The conventions apply prospectively. Existing closed findings (C1, C4, C5, H3, M8) were retroactively regression-pinned in PR #44; the remaining code-level closures (C3 server lifespan, C6 CI policy greps) should be pinned the next time the regression suite is touched. N1 (deployment drift between the development line and main) is a deployment-state finding rather than a code defect: the closure evidence is a git log invariant (origin/main matches HEAD), not an assertion that fits the unit-test surface, so it is not regression-pinned. The cadence convention (this ADR's first rule) is the durable guard against it re-opening.

Consequences

Easier: a contributor reading the most-recent docs/audit-YYYY-MM-DD.md sees the live remediation plan in one file, with file:line references for every open finding. A change that re-opens a closed finding fails in the regression suite with the original bug summary already in scope, so triage starts from informed ground. The audit history is machine-readable: the test class names map one-to-one to the audit finding ids, and any audit document can be replayed against the test tree to verify "is this finding actually closed in code today" without re-reading every prior audit.

Harder: the regression file is now load-bearing for the audit convention. A merge that drops a regression class drops the guarantee that the corresponding finding stays closed.
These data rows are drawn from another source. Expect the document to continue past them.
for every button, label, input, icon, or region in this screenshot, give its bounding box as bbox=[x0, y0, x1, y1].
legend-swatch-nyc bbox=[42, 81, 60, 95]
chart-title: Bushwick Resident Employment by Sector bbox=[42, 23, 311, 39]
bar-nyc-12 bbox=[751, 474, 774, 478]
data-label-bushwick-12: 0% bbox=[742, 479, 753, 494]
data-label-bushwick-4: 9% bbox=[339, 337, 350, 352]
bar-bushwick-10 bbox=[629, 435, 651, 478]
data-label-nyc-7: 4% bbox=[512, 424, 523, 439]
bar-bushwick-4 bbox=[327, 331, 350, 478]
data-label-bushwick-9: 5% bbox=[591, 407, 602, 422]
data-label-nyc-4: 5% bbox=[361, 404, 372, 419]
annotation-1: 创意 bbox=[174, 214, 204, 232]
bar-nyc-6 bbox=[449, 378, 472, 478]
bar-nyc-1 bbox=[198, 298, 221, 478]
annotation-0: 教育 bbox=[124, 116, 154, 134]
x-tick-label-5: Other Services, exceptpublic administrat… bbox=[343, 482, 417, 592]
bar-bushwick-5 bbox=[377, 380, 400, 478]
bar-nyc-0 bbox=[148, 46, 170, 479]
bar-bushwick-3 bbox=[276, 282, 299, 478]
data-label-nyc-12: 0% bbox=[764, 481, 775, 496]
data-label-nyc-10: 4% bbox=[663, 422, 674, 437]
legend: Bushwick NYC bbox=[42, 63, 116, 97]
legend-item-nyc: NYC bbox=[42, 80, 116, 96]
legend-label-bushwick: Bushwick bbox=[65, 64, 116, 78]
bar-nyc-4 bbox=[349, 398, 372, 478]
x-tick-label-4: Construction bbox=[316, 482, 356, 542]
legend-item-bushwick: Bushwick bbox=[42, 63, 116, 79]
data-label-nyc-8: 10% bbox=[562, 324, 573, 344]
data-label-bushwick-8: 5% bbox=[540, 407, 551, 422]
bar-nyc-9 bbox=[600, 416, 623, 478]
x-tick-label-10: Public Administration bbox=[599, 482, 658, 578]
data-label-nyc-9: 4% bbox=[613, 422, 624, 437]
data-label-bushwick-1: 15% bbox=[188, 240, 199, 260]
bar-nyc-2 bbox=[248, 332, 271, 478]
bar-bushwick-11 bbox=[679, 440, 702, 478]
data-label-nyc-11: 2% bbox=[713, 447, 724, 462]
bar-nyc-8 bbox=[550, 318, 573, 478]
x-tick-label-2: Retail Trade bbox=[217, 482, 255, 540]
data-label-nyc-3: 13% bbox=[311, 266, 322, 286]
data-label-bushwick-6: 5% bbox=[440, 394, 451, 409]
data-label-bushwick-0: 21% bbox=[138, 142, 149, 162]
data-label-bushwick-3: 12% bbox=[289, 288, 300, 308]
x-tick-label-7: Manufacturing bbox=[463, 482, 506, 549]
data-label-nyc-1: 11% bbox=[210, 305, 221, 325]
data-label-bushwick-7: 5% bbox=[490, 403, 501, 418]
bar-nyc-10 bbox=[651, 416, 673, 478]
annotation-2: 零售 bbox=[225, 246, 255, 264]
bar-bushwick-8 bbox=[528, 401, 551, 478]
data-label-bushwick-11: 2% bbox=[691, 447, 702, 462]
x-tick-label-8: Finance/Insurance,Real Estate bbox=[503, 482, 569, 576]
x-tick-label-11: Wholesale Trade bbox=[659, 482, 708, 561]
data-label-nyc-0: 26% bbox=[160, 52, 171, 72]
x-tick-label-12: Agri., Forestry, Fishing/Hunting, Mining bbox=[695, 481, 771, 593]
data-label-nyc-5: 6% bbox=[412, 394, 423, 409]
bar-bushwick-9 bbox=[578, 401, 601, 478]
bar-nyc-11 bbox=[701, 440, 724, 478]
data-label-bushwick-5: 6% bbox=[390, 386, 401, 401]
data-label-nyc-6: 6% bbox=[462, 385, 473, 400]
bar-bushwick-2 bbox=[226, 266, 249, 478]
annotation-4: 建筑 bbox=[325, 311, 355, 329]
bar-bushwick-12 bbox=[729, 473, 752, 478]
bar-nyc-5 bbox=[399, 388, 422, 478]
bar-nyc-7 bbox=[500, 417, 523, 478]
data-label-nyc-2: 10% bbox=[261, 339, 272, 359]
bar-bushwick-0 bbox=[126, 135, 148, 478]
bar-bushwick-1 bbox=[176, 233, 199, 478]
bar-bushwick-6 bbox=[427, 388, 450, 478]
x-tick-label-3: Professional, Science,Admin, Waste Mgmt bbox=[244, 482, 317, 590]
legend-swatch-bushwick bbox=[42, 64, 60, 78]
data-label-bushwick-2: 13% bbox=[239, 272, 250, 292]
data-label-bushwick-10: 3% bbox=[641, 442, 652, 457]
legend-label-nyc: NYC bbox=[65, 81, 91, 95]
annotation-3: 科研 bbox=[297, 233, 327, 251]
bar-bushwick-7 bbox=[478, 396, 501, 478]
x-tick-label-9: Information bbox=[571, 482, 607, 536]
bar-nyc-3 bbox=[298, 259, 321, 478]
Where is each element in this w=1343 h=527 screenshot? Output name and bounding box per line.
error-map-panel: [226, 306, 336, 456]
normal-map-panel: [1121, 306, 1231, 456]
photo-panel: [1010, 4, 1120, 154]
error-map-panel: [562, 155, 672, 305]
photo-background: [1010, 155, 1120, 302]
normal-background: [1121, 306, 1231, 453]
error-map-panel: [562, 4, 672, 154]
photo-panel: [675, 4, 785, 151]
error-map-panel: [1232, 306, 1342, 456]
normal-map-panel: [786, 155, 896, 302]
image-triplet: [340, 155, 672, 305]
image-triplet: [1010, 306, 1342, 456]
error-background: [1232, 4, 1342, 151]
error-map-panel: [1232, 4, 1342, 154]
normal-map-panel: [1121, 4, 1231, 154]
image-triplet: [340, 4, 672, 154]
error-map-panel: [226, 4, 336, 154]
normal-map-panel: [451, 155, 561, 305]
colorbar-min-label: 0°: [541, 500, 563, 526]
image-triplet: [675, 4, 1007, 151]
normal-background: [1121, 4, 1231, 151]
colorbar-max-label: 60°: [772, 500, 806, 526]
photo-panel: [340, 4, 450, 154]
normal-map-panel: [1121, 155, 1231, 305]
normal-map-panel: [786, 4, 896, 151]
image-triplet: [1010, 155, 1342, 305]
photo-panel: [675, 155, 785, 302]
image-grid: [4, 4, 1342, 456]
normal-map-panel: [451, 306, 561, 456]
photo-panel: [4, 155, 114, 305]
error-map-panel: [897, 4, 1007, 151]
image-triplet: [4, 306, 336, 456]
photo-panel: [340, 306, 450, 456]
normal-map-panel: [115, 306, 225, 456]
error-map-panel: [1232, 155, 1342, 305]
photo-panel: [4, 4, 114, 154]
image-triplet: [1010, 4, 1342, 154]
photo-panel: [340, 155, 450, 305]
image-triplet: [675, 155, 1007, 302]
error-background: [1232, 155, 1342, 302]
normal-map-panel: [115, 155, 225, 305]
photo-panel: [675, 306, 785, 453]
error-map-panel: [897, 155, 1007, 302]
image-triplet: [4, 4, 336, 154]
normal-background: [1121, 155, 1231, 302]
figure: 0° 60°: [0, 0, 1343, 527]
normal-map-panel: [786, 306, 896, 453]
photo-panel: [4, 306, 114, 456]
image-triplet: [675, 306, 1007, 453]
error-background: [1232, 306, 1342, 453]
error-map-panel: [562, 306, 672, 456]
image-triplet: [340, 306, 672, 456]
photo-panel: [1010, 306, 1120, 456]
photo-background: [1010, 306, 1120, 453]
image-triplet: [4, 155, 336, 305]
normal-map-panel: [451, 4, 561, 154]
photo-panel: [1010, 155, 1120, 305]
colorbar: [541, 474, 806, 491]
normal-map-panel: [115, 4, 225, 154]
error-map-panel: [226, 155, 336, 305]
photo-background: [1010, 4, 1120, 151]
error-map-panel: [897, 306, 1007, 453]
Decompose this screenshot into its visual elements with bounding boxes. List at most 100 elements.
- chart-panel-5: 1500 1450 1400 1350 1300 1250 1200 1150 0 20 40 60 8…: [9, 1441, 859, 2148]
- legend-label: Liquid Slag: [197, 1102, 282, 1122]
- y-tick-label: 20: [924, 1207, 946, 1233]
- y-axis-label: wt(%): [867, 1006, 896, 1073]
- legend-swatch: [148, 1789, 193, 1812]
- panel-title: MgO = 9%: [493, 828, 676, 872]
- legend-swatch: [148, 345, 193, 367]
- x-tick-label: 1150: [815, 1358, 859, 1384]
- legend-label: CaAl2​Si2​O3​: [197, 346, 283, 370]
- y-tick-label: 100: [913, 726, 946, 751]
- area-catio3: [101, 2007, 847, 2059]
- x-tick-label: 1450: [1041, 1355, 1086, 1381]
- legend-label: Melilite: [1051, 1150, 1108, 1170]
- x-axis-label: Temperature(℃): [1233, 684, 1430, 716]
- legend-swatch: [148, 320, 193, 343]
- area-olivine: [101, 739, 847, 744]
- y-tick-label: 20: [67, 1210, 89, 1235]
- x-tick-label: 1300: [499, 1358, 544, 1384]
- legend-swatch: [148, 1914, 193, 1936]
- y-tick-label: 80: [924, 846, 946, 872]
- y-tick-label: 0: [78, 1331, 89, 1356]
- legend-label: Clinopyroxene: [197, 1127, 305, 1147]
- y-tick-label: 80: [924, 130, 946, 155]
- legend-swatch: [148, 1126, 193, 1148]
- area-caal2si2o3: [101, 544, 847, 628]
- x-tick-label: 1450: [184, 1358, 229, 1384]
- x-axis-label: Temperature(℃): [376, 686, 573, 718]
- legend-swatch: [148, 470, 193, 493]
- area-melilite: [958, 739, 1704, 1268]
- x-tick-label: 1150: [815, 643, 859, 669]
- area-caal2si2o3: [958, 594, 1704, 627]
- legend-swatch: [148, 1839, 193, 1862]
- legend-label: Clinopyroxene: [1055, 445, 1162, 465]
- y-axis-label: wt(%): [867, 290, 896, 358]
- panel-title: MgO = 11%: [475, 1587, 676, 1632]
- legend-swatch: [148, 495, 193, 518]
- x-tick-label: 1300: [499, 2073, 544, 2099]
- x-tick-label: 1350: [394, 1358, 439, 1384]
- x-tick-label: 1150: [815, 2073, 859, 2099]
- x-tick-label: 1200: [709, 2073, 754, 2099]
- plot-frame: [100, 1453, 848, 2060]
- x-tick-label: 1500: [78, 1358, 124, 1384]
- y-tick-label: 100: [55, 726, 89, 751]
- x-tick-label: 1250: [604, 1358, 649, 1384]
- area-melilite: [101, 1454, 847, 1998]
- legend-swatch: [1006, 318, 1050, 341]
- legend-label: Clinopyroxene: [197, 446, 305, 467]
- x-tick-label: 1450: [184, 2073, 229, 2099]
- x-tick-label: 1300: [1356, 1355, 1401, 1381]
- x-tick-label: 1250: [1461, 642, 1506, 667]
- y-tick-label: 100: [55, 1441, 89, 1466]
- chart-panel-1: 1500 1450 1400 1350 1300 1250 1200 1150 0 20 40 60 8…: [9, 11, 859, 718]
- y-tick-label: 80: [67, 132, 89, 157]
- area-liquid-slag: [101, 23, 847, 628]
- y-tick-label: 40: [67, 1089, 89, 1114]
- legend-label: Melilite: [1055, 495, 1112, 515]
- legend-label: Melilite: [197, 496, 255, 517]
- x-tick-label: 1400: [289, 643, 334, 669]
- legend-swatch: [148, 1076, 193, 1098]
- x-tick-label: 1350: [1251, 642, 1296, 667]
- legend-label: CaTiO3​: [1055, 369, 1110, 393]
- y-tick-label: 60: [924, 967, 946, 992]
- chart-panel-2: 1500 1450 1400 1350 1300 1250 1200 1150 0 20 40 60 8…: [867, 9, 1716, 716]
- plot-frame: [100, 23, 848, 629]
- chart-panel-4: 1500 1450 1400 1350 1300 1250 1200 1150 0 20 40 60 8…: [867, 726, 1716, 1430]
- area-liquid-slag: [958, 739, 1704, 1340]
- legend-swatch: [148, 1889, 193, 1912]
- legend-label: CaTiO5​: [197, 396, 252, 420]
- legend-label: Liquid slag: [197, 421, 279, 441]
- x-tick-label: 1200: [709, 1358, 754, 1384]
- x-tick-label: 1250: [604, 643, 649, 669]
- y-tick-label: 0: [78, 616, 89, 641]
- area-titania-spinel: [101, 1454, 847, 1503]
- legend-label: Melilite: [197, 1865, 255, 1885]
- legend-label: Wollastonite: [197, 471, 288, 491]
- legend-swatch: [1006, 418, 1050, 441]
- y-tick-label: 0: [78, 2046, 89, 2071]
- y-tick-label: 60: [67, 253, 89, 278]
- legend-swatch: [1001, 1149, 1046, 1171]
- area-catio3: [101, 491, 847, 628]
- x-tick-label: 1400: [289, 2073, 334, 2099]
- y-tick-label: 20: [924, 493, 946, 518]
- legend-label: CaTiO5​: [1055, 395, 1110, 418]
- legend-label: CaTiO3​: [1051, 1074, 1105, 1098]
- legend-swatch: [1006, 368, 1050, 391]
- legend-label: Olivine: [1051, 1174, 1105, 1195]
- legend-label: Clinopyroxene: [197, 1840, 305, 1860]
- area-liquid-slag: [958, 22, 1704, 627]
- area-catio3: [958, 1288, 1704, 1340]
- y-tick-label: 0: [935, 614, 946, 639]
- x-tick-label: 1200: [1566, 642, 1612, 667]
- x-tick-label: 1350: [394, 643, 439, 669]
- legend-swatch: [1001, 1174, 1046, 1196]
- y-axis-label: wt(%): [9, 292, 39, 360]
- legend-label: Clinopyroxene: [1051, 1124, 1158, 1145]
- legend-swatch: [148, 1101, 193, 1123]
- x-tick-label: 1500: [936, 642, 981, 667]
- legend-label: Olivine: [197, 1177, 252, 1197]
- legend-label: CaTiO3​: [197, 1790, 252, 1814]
Reviewers need to treat changes to tests/regression/test_audit_findings.py the same way they treat changes to ADRs: deletions are deliberate and require a justification in the commit message.

The audit cadence itself is a commitment. The project has produced three delta audits in five days; the convention asks for at minimum one per quarter (and one per substantial merge train). A quarter that passes without a delta audit and without a merge train is a quiet quarter, and the absence itself is a finding the next audit should explain. If the cadence drops, the convention should be revisited rather than silently relaxed.

Alternatives rejected:

  • One ground-up audit per release, no deltas. Drops the cadence and the regression-pin signal. A finding closed mid-cycle stays invisible until the next ground-up sweep.
  • Regression cases interleaved with the rest of the test suite. The audit-finding cases are deliberately segregated under tests/regression/ so a contributor can find them by name. A bug-driven test scattered among unit tests for the same module is not discoverable as "the test that pins audit finding C4".
  • No regression-pin, the audit document is the source of truth. Today's pattern. The 2026-05-20 audit had C5 (estimator covariance) closed for two days before the regression class surfaced the asymmetry between "fixed in code" and "guarded in tests." The regression-pin is the cheapest way to make the difference observable.

The audit cadence and the regression-pin pattern together close the gap that ADR 0007 (additive-surface rule beyond L0) leaves open: ADR 0007 governs how new surface lands, this ADR governs how prior defects stay closed. The two are complementary.

Revisit triggers

  • The regression-pin file grows beyond 50 classes. The pattern was optimised for the current scale (five classes); at much larger scale a per-finding directory layout or a per-area split may become necessary.
  • An audit finding requires evidence that does not fit a unit-style assertion (for example, a multi-hour soak test or a hardware-in-the-loop measurement). Such findings need a different closure surface; the regression-pin pattern would mislead by suggesting the finding is closed at the unit level when it is not.
  • The cadence drops below one audit per quarter for two consecutive quarters. This is a signal either that the project has stabilised past the point where deltas add value (revise the convention to a longer interval), or that audits have become a chore rather than a signal (revise the surface to make audits cheaper).
  • A regulator or conformity-assessment body asks for the audit history as evidence. The convention should align with whatever artefact format the body accepts; today the markdown delta format is internal-facing only.